Ever since my uncle bought me a pocket atlas in 2nd grade, I’ve always loved to read, draw, and study maps. My early projects in geography (mostly cartography, actually) span from a once 2500+ member geography forum (2009) to substance-less maps depicting a fictional world (2010). My interest naturally drew me to a GIS course, where I compiled a study of Baltimore’s land use from the 1800s to the present (2014). My interest in maps culminated in a computational cartography project with Wolfram, where I trained computers to read maps (2016).

Waltham, 2016


Maps are models. They present a simplified version of the spherical Earth. In a similar sense, physicists also strive to describe astronomically complex natural phenomena in simple, elegant models. The joy I find in physics stems from the same source where that in geography comes from.

I studied the muon and its atmospheric flux at Max-Planck-Institut für Kernphysik (2013), then went on to pursue a degree in physics, along with math, at the Johns Hopkins University.

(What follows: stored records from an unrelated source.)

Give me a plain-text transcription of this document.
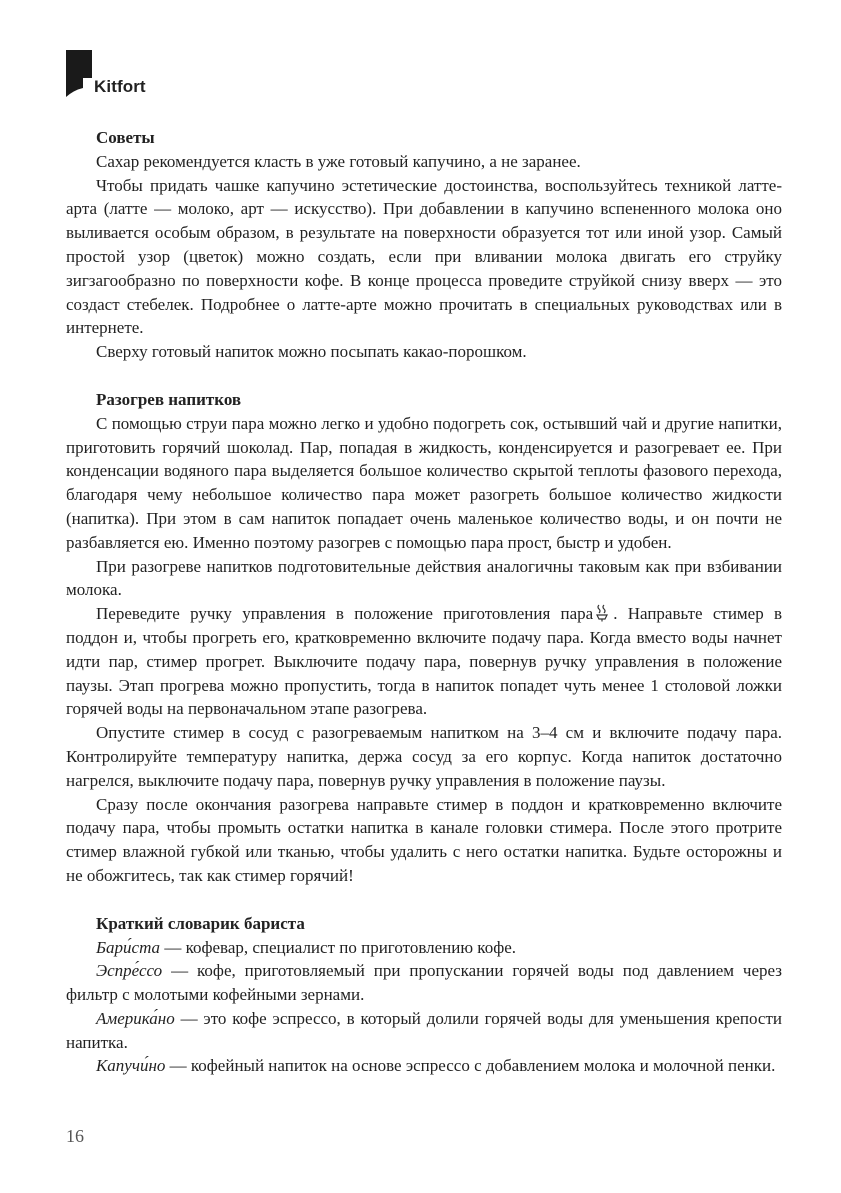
Kitfort
Советы

Сахар рекомендуется класть в уже готовый капучино, а не заранее.

Чтобы придать чашке капучино эстетические достоинства, воспользуйтесь техникой латте-арта (латте — молоко, арт — искусство). При добавлении в капучино вспененного молока оно выливается особым образом, в результате на поверхности образуется тот или иной узор. Самый простой узор (цветок) можно создать, если при вливании молока двигать его струйку зигзагообразно по поверхности кофе. В конце процесса проведите струйкой снизу вверх — это создаст стебелек. Подробнее о латте-арте можно прочитать в специальных руководствах или в интернете.

Сверху готовый напиток можно посыпать какао-порошком.

Разогрев напитков

С помощью струи пара можно легко и удобно подогреть сок, остывший чай и другие напитки, приготовить горячий шоколад. Пар, попадая в жидкость, конденсируется и разогревает ее. При конденсации водяного пара выделяется большое количество скрытой теплоты фазового перехода, благодаря чему небольшое количество пара может разогреть большое количество жидкости (напитка). При этом в сам напиток попадает очень маленькое количество воды, и он почти не разбавляется ею. Именно поэтому разогрев с помощью пара прост, быстр и удобен.

При разогреве напитков подготовительные действия аналогичны таковым как при взбивании молока.

Переведите ручку управления в положение приготовления пара . Направьте стимер в поддон и, чтобы прогреть его, кратковременно включите подачу пара. Когда вместо воды начнет идти пар, стимер прогрет. Выключите подачу пара, повернув ручку управления в положение паузы. Этап прогрева можно пропустить, тогда в напиток попадет чуть менее 1 столовой ложки горячей воды на первоначальном этапе разогрева.

Опустите стимер в сосуд с разогреваемым напитком на 3–4 см и включите подачу пара. Контролируйте температуру напитка, держа сосуд за его корпус. Когда напиток достаточно нагрелся, выключите подачу пара, повернув ручку управления в положение паузы.

Сразу после окончания разогрева направьте стимер в поддон и кратковременно включите подачу пара, чтобы промыть остатки напитка в канале головки стимера. После этого протрите стимер влажной губкой или тканью, чтобы удалить с него остатки напитка. Будьте осторожны и не обожгитесь, так как стимер горячий!

Краткий словарик бариста

Бари́ста — кофевар, специалист по приготовлению кофе.

Эспре́ссо — кофе, приготовляемый при пропускании горячей воды под давлением через фильтр с молотыми кофейными зернами.

Америка́но — это кофе эспрессо, в который долили горячей воды для уменьшения крепости напитка.

Капучи́но — кофейный напиток на основе эспрессо с добавлением молока и молочной пенки.

16
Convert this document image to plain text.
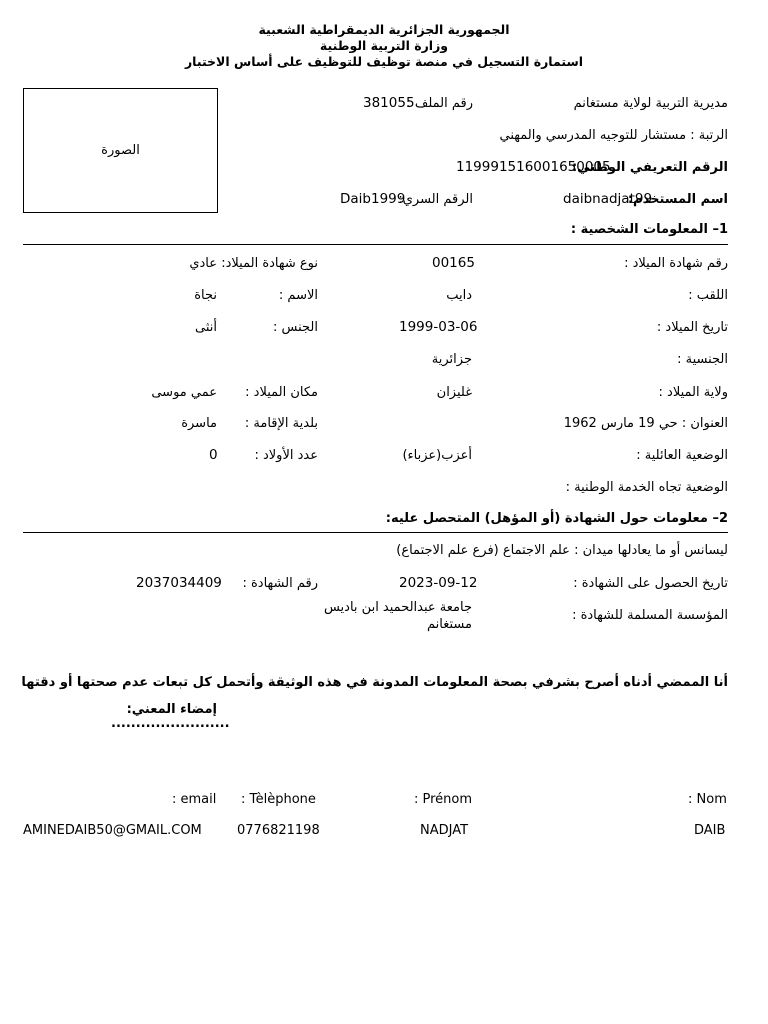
الجمهورية الجزائرية الديمقراطية الشعبية
وزارة التربية الوطنية
استمارة التسجيل في منصة توظيف للتوظيف على أساس الاختبار
الصورة
مديرية التربية لولاية مستغانم
رقم الملف :
381055
الرتبة : مستشار للتوجيه المدرسي والمهني
الرقم التعريفي الوطني:
119991516001650005
اسم المستخدم:
daibnadjat99
الرقم السري:
Daib1999
1– المعلومات الشخصية :
رقم شهادة الميلاد :
00165
نوع شهادة الميلاد:
عادي
اللقب :
دايب
الاسم :
نجاة
تاريخ الميلاد :
1999-03-06
الجنس :
أنثى
الجنسية :
جزائرية
ولاية الميلاد :
غليزان
مكان الميلاد :
عمي موسى
العنوان : حي 19 مارس 1962
بلدية الإقامة :
ماسرة
الوضعية العائلية :
أعزب(عزباء)
عدد الأولاد :
0
الوضعية تجاه الخدمة الوطنية :
2– معلومات حول الشهادة (أو المؤهل) المتحصل عليه:
ليسانس أو ما يعادلها ميدان : علم الاجتماع (فرع علم الاجتماع)
تاريخ الحصول على الشهادة :
2023-09-12
رقم الشهادة :
2037034409
المؤسسة المسلمة للشهادة :
جامعة عبدالحميد ابن باديس
مستغانم
أنا الممضي أدناه أصرح بشرفي بصحة المعلومات المدونة في هذه الوثيقة وأتحمل كل تبعات عدم صحتها أو دقتها
إمضاء المعني:
........................
: Nom
: Prénom
: Tèlèphone
: email
DAIB
NADJAT
0776821198
AMINEDAIB50@GMAIL.COM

Some interesting projects at Hopkins include measuring galactic motion (2017) and quantum properties of graphene (2017).

Heidelberg, 2013

Computational linguistics

Join my longtime passion for language with a field I am given more credit than is due (B.A. in math), and we get computational linguistics. Broadly, I am interested in language representation in humans and machines. More specifically, my research topic involves improving syntactic generalization abilities in language models.

  • BERT fine-tuned on MNLI and is unstable and vulnerable to syntactic heuristics (McCoy, Min, Linzen 2021).
  • Adversarial data augmentation via syntactic manipulation of training set data significantly increases robustness to augmentation-like examples and general syntactic sensitivity too (Min, McCoy, Das, Pitler, Linzen 2020).
  • Heuristics likely arise from both the pre-training and the fine-tuning dataset. Currently popular fine-tuning and evaluation paradigm has drawbacks that can be patched with longer fine-tuning on unbiased datasets, multi-seed out-of-distribution evaluation, and syntactic adversarial augmentation (work in progress).

If you have some hot takes on whether AI and art mix well, I’ve developed an AI songwriter with We got an artist to rap an excerpt–you can listen to it here.

At my current position, I develop a predicate range optimization framework to improve DL-based open information extraction models, whose output I bootstrap for event chain construction.